While it is unknown what policy decisions the White House will make, especially since Republicans in Congress already want to sue President Barack Obama for alleged overuse of his executive order power, a hint comes in the form of vice president Joe Biden. According to NBC News, Biden has urged compassion and asserted that "these are our kids." He reminds us that nations like the United States are built on the passions and ambitions of the young.
Regardless of political affiliation, politicians should recognize the importance of a good "soft sell" this year in terms of international diplomacy.
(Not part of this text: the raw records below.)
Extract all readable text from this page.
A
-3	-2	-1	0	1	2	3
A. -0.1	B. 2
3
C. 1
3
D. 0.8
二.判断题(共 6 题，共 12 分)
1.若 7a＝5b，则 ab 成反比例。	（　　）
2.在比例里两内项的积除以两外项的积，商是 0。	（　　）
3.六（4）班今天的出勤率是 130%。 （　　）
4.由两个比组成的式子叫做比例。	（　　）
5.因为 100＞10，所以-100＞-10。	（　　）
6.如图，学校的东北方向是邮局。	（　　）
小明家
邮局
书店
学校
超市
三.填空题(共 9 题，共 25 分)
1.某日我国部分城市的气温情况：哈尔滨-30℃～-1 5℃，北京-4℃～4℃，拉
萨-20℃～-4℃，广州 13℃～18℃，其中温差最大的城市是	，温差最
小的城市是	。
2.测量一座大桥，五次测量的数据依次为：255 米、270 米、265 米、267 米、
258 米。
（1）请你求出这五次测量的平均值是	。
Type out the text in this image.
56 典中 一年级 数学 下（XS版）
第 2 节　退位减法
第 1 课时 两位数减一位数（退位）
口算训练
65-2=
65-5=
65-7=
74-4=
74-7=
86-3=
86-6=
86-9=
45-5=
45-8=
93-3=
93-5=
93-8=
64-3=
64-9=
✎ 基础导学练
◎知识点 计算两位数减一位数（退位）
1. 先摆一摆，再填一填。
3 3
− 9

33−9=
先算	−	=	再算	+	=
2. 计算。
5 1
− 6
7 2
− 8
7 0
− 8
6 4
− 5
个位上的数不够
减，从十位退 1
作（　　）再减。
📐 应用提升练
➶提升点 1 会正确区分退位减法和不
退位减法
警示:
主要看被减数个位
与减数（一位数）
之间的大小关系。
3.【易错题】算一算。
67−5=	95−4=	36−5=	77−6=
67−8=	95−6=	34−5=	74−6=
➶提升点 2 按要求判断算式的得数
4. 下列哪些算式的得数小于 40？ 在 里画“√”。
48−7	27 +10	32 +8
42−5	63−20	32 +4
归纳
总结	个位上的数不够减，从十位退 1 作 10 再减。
Being compassionate on undocumented immigration would be a great way for the United States to win some good PR. With crises looming around the globe, ranging from Russia and Ukraine to Iraq and Syria to Israel and Gaza to Afghanistan, the U.S. needs to come to the negotiating table as a noble hero, not an ungenerous lout. We need the diplomatic power of the high road.
To be able to talk tough about the bad guys, we must prove ourselves to be the good guys. Yes, dealing with illegal immigration is expensive. Yes, illegal immigration can cause many problems. But we need allies, and we can win more of them by being the America of old, the idealistic one that accepted the tired, poor, hungry, and oppressed. If we are prepared to nobly fight to protect refugees in Iraq from the brutal terror of ISIS militants, as explained by CNN, we should also be prepared to protect refugees on our own borders.
We need the world's support in crushing ISIS, Boko Haram, and other horrific organizations that target innocents, and the best way to get that support is to show our compassion and that we remember our idealistic roots.